Kendrick Perkins embarrassed himself when criticizing Rudy Gobert's status

It's one thing to lay blame on someone, it's one thing to pretend that recency bias tells the whole story.
Dallas Mavericks v Minnesota Timberwolves - Game Two
Dallas Mavericks v Minnesota Timberwolves - Game Two / David Berding/GettyImages

Remember when ESPN was seen as an actual news agency? Where they specialize in news, information, breakdowns, and genuine sports coverage? I do. That was a time long-long ago, before the TMZ's of the world started to influence how we perceived news. Now everything is outlandishly over the top. It's less about articulate explanations of why things are the way they are, or how we came to the conclusion we did, but about hot takes.

Less informative and more emotional. It's the fast food of opinions. Concepts that were once so revered that you had to have a complete working knowledge of what you were talking about in order to get a spot on a dias. Now, any ex "pro" can get on the air and say bone-headed things and we're supposed to treat their word as if it means something.

Enter Kendrick Perkins. A guy player so bad at his prior job, that he wouldn't have been in the NBA if he weren't 6'10. Perkins is not known for his basketball skillset or his defensive prowess, but rather for his size and now, more recently, his inability to be taken seriously as a sports analyst.

Proving that just because you got into the Association, doesn't mean you understand the sport, Perkins is doing a wonderful job of making himself one of the most unserious members of the media. His constant digs at former Utah Jazz defensive stalwart, Rudy Gobert, have already been debunked, endlessly, by a far more refined expert on the sport, J.J. Reddick. Yet, Perkins persists.

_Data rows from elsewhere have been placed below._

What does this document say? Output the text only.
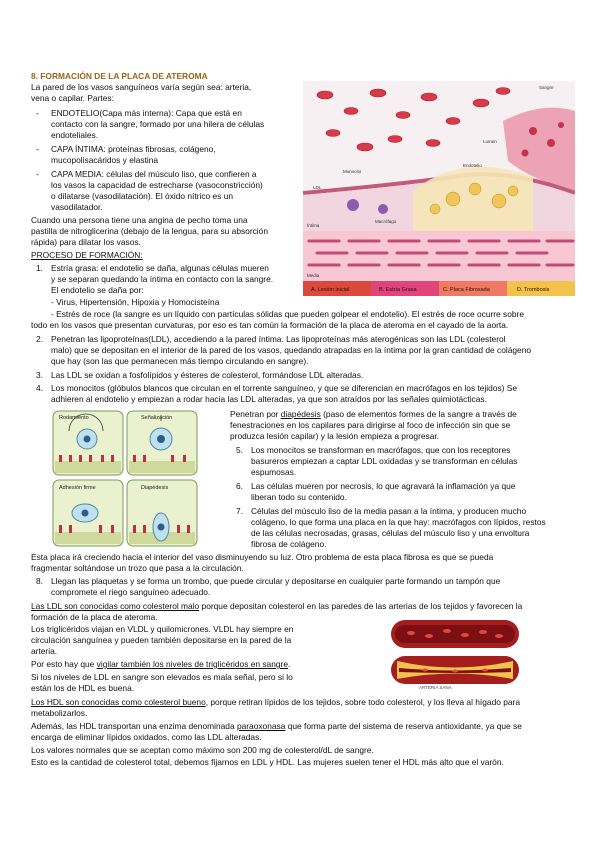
Sangre
Monocito
Macrófago
LDL
Endotelio
Íntima
Media
Lumen
A. Lesión inicial	B. Estría Grasa	C. Placa Fibrosada	D. Trombosis
8. FORMACIÓN DE LA PLACA DE ATEROMA
La pared de los vasos sanguíneos varía según sea: arteria,
vena o capilar. Partes:
- ENDOTELIO(Capa más interna): Capa que está en
contacto con la sangre, formado por una hilera de células
endoteliales.
- CAPA ÍNTIMA: proteínas fibrosas, colágeno,
mucopolisacáridos y elastina
- CAPA MEDIA: células del músculo liso, que confieren a
los vasos la capacidad de estrecharse (vasoconstricción)
o dilatarse (vasodilatación). El óxido nítrico es un
vasodilatador.
Cuando una persona tiene una angina de pecho toma una
pastilla de nitroglicerina (debajo de la lengua, para su absorción
rápida) para dilatar los vasos.
PROCESO DE FORMACIÓN:
1. Estría grasa: el endotelio se daña, algunas células mueren
y se separan quedando la íntima en contacto con la sangre.
El endotelio se daña por:
- Virus, Hipertensión, Hipoxia y Homocisteína
- Estrés de roce (la sangre es un líquido con partículas sólidas que pueden golpear el endotelio). El estrés de roce ocurre sobre
todo en los vasos que presentan curvaturas, por eso es tan común la formación de la placa de ateroma en el cayado de la aorta.
2. Penetran las lipoproteínas(LDL), accediendo a la pared íntima. Las lipoproteínas más aterogénicas son las LDL (colesterol
malo) que se depositan en el interior de la pared de los vasos, quedando atrapadas en la íntima por la gran cantidad de colágeno
que hay (son las que permanecen más tiempo circulando en sangre).
3. Las LDL se oxidan a fosfolípidos y ésteres de colesterol, formándose LDL alteradas.
4. Los monocitos (glóbulos blancos que circulan en el torrente sanguíneo, y que se diferencian en macrófagos en los tejidos) Se
adhieren al endotelio y empiezan a rodar hacia las LDL alteradas, ya que son atraídos por las señales quimiotácticas.
Rodamiento	Señalización
Adhesión firme	Diapédesis
Penetran por diapédesis (paso de elementos formes de la sangre a través de
fenestraciones en los capilares para dirigirse al foco de infección sin que se
produzca lesión capilar) y la lesión empieza a progresar.
5. Los monocitos se transforman en macrófagos, que con los receptores
basureros empiezan a captar LDL oxidadas y se transforman en células
espumosas.
6. Las células mueren por necrosis, lo que agravará la inflamación ya que
liberan todo su contenido.
7. Células del músculo liso de la media pasan a la íntima, y producen mucho
colágeno, lo que forma una placa en la que hay: macrófagos con lípidos, restos
de las células necrosadas, grasas, células del músculo liso y una envoltura
fibrosa de colágeno.
Esta placa irá creciendo hacia el interior del vaso disminuyendo su luz. Otro problema de esta placa fibrosa es que se pueda
fragmentar soltándose un trozo que pasa a la circulación.
8. Llegan las plaquetas y se forma un trombo, que puede circular y depositarse en cualquier parte formando un tampón que
compromete el riego sanguíneo adecuado.
Las LDL son conocidas como colesterol malo porque depositan colesterol en las paredes de las arterias de los tejidos y favorecen la
formación de la placa de ateroma.
Los triglicéridos viajan en VLDL y quilomicrones. VLDL hay siempre en
circulación sanguínea y pueden también depositarse en la pared de la
arteria.
Por esto hay que vigilar también los niveles de triglicéridos en sangre.
Si los niveles de LDL en sangre son elevados es mala señal, pero si lo
están los de HDL es buena.	ARTERIA SANA
Los HDL son conocidas como colesterol bueno, porque retiran lípidos de los tejidos, sobre todo colesterol, y los lleva al hígado para
metabolizarlos.
Además, las HDL transportan una enzima denominada paraoxonasa que forma parte del sistema de reserva antioxidante, ya que se
encarga de eliminar lípidos oxidados, como las LDL alteradas.
Los valores normales que se aceptan como máximo son 200 mg de colesterol/dL de sangre.
Esto es la cantidad de colesterol total, debemos fijarnos en LDL y HDL. Las mujeres suelen tener el HDL más alto que el varón.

Now he's going so far as to say that voting Gobert the Defensive Player of the Year was the biggest mistake of his career, to the point that he will apparently retire from voting after this season.

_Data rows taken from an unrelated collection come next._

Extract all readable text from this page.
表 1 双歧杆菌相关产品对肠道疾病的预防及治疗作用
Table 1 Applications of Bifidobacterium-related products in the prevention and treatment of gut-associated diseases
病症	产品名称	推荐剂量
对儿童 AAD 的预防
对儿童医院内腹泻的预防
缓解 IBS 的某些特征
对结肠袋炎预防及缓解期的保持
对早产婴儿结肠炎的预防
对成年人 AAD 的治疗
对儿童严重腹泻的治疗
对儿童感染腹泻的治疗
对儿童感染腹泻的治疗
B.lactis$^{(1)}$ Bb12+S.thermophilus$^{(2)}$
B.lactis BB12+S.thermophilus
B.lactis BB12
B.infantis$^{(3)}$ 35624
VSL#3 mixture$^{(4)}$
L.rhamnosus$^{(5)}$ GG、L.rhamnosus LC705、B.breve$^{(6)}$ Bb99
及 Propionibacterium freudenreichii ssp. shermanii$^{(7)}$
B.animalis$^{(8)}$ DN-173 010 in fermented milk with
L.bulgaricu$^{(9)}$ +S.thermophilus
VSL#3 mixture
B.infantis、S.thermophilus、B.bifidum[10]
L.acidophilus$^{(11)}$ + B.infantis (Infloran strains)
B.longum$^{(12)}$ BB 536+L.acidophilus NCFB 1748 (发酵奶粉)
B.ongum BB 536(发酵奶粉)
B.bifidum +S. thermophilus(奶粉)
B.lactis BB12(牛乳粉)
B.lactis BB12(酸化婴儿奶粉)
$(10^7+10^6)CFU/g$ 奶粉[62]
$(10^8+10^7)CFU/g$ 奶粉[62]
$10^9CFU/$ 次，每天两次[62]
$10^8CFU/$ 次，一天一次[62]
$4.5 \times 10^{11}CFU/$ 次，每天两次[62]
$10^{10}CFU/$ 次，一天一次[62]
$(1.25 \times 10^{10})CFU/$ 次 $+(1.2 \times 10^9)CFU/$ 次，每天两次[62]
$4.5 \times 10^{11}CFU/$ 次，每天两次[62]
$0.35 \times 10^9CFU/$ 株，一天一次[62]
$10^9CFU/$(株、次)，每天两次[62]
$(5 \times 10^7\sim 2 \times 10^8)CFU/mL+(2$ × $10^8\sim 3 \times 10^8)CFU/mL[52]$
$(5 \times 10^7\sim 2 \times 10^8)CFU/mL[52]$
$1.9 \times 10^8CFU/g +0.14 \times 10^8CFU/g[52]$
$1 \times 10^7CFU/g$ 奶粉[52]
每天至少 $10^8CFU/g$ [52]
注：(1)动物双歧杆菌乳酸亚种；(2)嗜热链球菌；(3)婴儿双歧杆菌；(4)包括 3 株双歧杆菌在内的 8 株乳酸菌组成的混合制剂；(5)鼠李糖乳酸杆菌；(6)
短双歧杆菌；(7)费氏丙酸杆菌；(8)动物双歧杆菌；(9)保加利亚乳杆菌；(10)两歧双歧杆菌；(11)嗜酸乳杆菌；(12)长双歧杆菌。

Gobert, a Jazz legend, is one of the best defensive players in the league and proves it regularly. Yet, because the 7'1 center can't guard Luka Doncic, (no one can), Gobert's all of a sudden a "bad" defender. Never mind how valuable Gobert was against the Denver Nuggets just the round prior, but because Gobert can't defend the best guard in the league, he's all of a sudden a trash player?

That's nothing but recency bias.

He's far from a bad defender. He's actually quite good. The problem is that the league as a whole doesn't prioritize or emphasize defense anymore. They've neutered the allowances that the defense has had over the decades, like hand-checking. In doing so, playing defense has become a much harder affair.

So offensive players by and large have far more things to rely on, so of course offensive-minded guys like Doncic are going to cook defenders. The NBA rules are set up to produce those exact results.

Yet, if you want to even go further back, skilled defenders were never able to slow down the offensive stars. Look at Gary Payton. Michael Jordan dropped 27 a night on him in the 1996 NBA Finals. Payton has long been considered the best defensive guard of his era (aside from John Stockton), and even he couldn't stop Jordan.

That was in an era where defenders had more rules in their favors, so if Payton couldn't slow down Jordan, then why would we think Gobert could stop Doncic? He's playing out of position trying to guard Doncic. As much as we like to pretend the NBA is this positionless wonderland, it's not. The bigger you are, the slower you are. That's just usually how it is. So, it's wild that a guy like Perkins, who was in the league for as long as he was, wouldn't understand the concept of nuance.

That's what's lacking from hot-takes, the concept of nuance. No one who understands basketball is going to say Gobert is overrated. If the media or his peers don't respect the former Jazz legend, that doesn't speak poorly about him, it speaks poorly about them.